There are several built-in configurations within the quantizer for MX formats, that are named as ‘MX4’, ‘MX6’, ‘MX9’, ‘MXFP8E5M2’, ‘MXFP8E4M3’, ‘MXFP6E3M2’, ‘MXFP6E2M3’, ‘MXFP4E2M1’ and ‘MXINT8’. We can choose one of the formats by passing the name of the configuration to the script.

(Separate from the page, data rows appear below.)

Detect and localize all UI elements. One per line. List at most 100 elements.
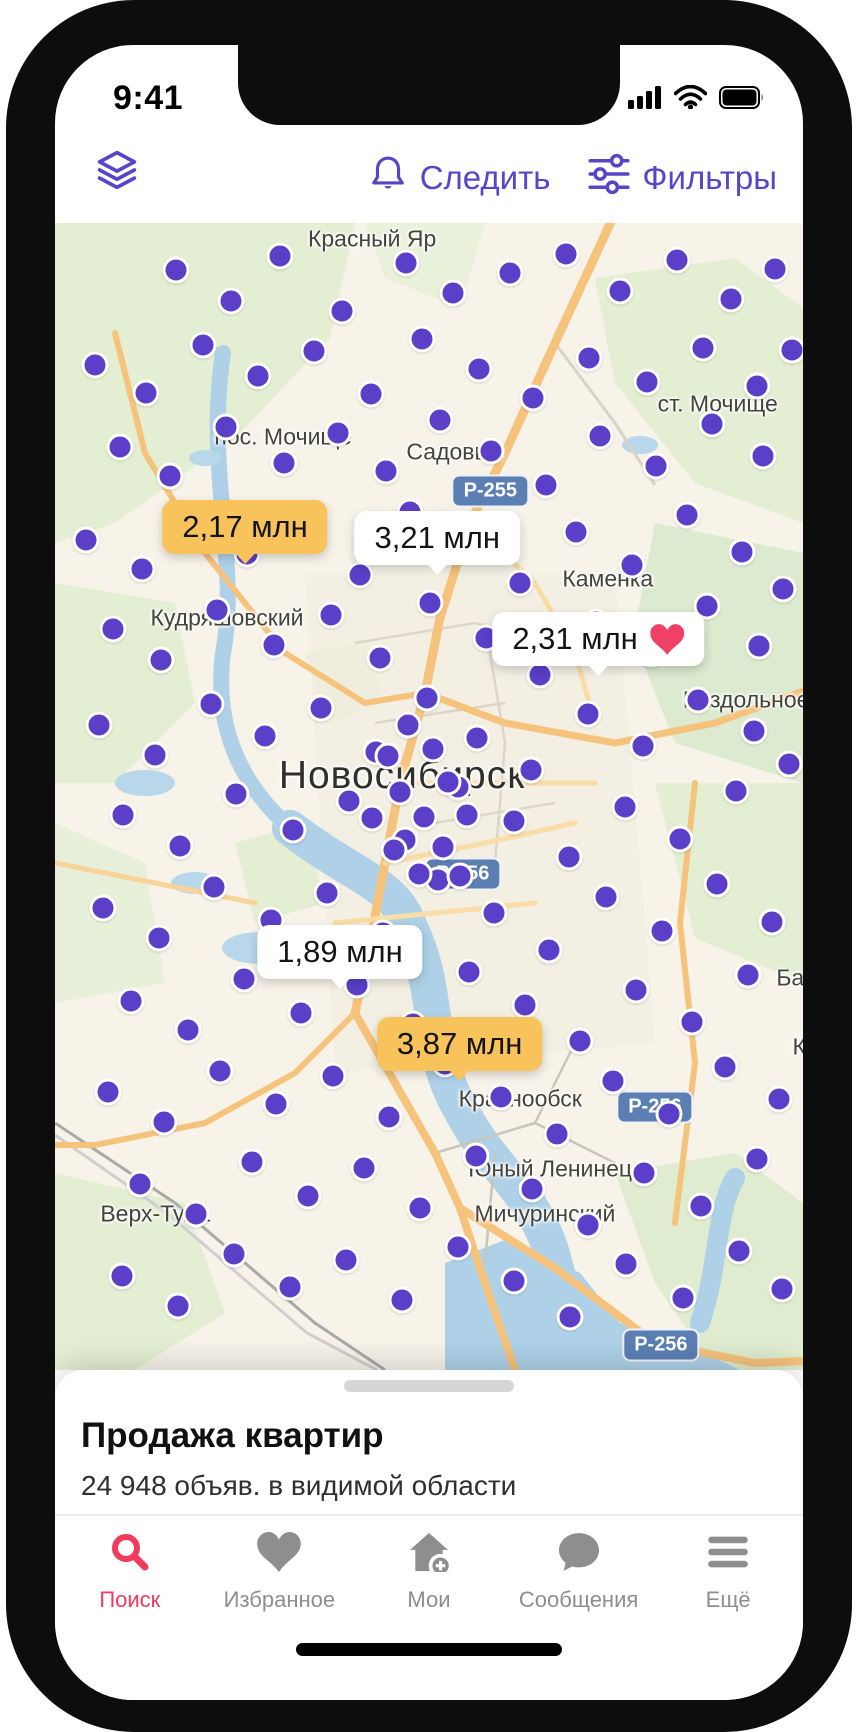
map-pin[interactable] [350, 1154, 378, 1182]
map-pin[interactable] [230, 965, 258, 993]
map-pin[interactable] [366, 644, 394, 672]
map-pin[interactable] [238, 1148, 266, 1176]
map-pin[interactable] [518, 1175, 546, 1203]
map-pin[interactable] [574, 700, 602, 728]
map-pin[interactable] [380, 836, 408, 864]
map-pin[interactable] [728, 538, 756, 566]
map-pin[interactable] [375, 1103, 403, 1130]
map-pin[interactable] [410, 803, 438, 831]
map-pin[interactable] [465, 355, 493, 383]
map-pin[interactable] [669, 1284, 697, 1312]
map-pin[interactable] [89, 894, 117, 922]
map-pin[interactable] [439, 279, 467, 307]
map-pin[interactable] [328, 297, 356, 325]
map-pin[interactable] [778, 336, 803, 364]
map-pin[interactable] [434, 768, 462, 796]
map-pin[interactable] [276, 1273, 304, 1301]
map-pin[interactable] [372, 457, 400, 485]
map-pin[interactable] [556, 1303, 584, 1331]
map-pin[interactable] [689, 334, 717, 362]
map-pin[interactable] [462, 1142, 490, 1169]
map-pin[interactable] [453, 801, 481, 829]
map-pin[interactable] [307, 694, 335, 722]
map-pin[interactable] [132, 379, 159, 407]
map-pin[interactable] [332, 1246, 360, 1274]
map-pin[interactable] [543, 1120, 571, 1148]
map-pin[interactable] [775, 750, 803, 778]
map-pin[interactable] [222, 780, 250, 808]
map-pin[interactable] [444, 1233, 472, 1261]
map-pin[interactable] [622, 976, 650, 1004]
home-indicator[interactable] [296, 1643, 562, 1656]
map-pin[interactable] [126, 1170, 154, 1198]
map-pin[interactable] [416, 589, 444, 617]
price-pill[interactable]: 3,87 млн [376, 1017, 543, 1072]
price-pill[interactable]: 2,17 млн [162, 499, 328, 554]
map-pin[interactable] [244, 362, 272, 390]
map-pin[interactable] [108, 1262, 136, 1290]
map-pin[interactable] [703, 870, 731, 898]
price-pill[interactable]: 3,21 млн [354, 511, 520, 566]
map-pin[interactable] [725, 1237, 753, 1265]
map-pin[interactable] [552, 240, 580, 268]
map-pin[interactable] [749, 442, 777, 470]
map[interactable]: Красный Яр пос. Мочище Садовый ст. Мочище Ка… [55, 223, 803, 1370]
map-pin[interactable] [606, 277, 634, 305]
map-pin[interactable] [413, 684, 441, 712]
map-pin[interactable] [500, 807, 528, 835]
map-pin[interactable] [611, 793, 639, 821]
map-pin[interactable] [511, 991, 539, 1019]
tab-favorites[interactable]: Избранное [205, 1516, 355, 1646]
map-pin[interactable] [745, 632, 773, 660]
map-pin[interactable] [419, 735, 447, 763]
map-pin[interactable] [319, 1062, 346, 1090]
map-pin[interactable] [648, 917, 676, 945]
map-pin[interactable] [480, 899, 508, 927]
map-pin[interactable] [743, 372, 771, 400]
map-pin[interactable] [99, 615, 127, 643]
map-pin[interactable] [532, 471, 560, 499]
map-pin[interactable] [463, 724, 491, 752]
tab-messages[interactable]: Сообщения [504, 1516, 654, 1646]
map-pin[interactable] [663, 246, 691, 274]
map-pin[interactable] [655, 1100, 683, 1128]
map-pin[interactable] [260, 631, 288, 659]
map-pin[interactable] [217, 287, 245, 315]
map-pin[interactable] [374, 742, 402, 770]
map-pin[interactable] [765, 1085, 793, 1113]
map-pin[interactable] [487, 1083, 515, 1111]
map-pin[interactable] [317, 601, 345, 629]
price-pill[interactable]: 1,89 млн [257, 925, 423, 980]
map-pin[interactable] [519, 384, 547, 412]
tab-search[interactable]: Поиск [55, 1516, 205, 1646]
map-pin[interactable] [106, 433, 134, 461]
map-pin[interactable] [698, 410, 726, 438]
map-pin[interactable] [203, 596, 231, 624]
map-pin[interactable] [477, 437, 505, 465]
map-pin[interactable] [206, 1057, 234, 1085]
tab-my[interactable]: Мои [354, 1516, 504, 1646]
map-pin[interactable] [406, 1194, 434, 1222]
map-pin[interactable] [270, 449, 298, 477]
map-pin[interactable] [251, 722, 279, 750]
map-pin[interactable] [740, 717, 768, 745]
map-pin[interactable] [85, 711, 113, 739]
map-pin[interactable] [197, 690, 225, 718]
map-pin[interactable] [500, 1267, 528, 1295]
map-pin[interactable] [72, 526, 100, 554]
map-pin[interactable] [294, 1182, 322, 1210]
map-pin[interactable] [262, 1090, 290, 1118]
map-pin[interactable] [612, 1250, 640, 1278]
map-pin[interactable] [506, 569, 534, 597]
map-pin[interactable] [212, 413, 240, 441]
map-pin[interactable] [81, 351, 109, 379]
map-pin[interactable] [535, 936, 563, 964]
map-pin[interactable] [455, 958, 483, 986]
map-pin[interactable] [117, 987, 145, 1015]
map-pin[interactable] [673, 501, 701, 529]
map-pin[interactable] [335, 787, 363, 815]
map-pin[interactable] [599, 1067, 627, 1095]
map-pin[interactable] [408, 325, 436, 353]
map-pin[interactable] [145, 924, 173, 952]
map-pin[interactable] [618, 551, 646, 579]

Here is an example of MXINT8 quantization:

python quantize_model.py --input_model_path models/resnet50-v1-12.onnx \
                         --output_model_path models/resnet50-v1-12_quantized.onnx \
                         --calibration_dataset_path calib_data \
                         --config MXINT8

This command will generate a MXINT8 quantized model under the models folder.

Evaluation#

Test the accuracy of the float model on the ImageNet validation dataset:

python onnx_validate.py val_data --batch-size 1 --onnx-input models/resnet50-v1-12.onnx

Test the accuracy of the MX quantized model on the ImageNet validation dataset:

python onnx_validate.py val_data --batch-size 1 --onnx-input models/resnet50-v1-12_quantized.onnx

If you want to run faster with GPU support, you can also execute the following command:

python onnx_validate.py val_data --batch-size 1 --onnx-input models/resnet50-v1-12_quantized.onnx --gpu

Here are the comparison results of these data types:

Data Type

Model Size

Top1

Top5

Float

97.82 MB

74.114 %

91.716 %

MX4

97.47 MB

0.764 %

2.742 %

MX6

97.47 MB

67.642 %

88.182 %

MX9

97.47 MB

73.996 %

91.658 %

MXFP8E5M2

97.47 MB

64.076 %

87.248 %

MXFP8E4M3

97.47 MB

70.052 %

89.922 %

MXFP6E3M2

97.47 MB

64.090 %

87.256 %

MXFP6E2M3

97.47 MB

71.766 %

90.684 %

MXFP4E2M1

97.47 MB

18.446 %

41.512 %

MXINT8

97.47 MB

73.920 %

91.662 %

Note

Different execution devices can lead to minor variations in the accuracy of the quantized model.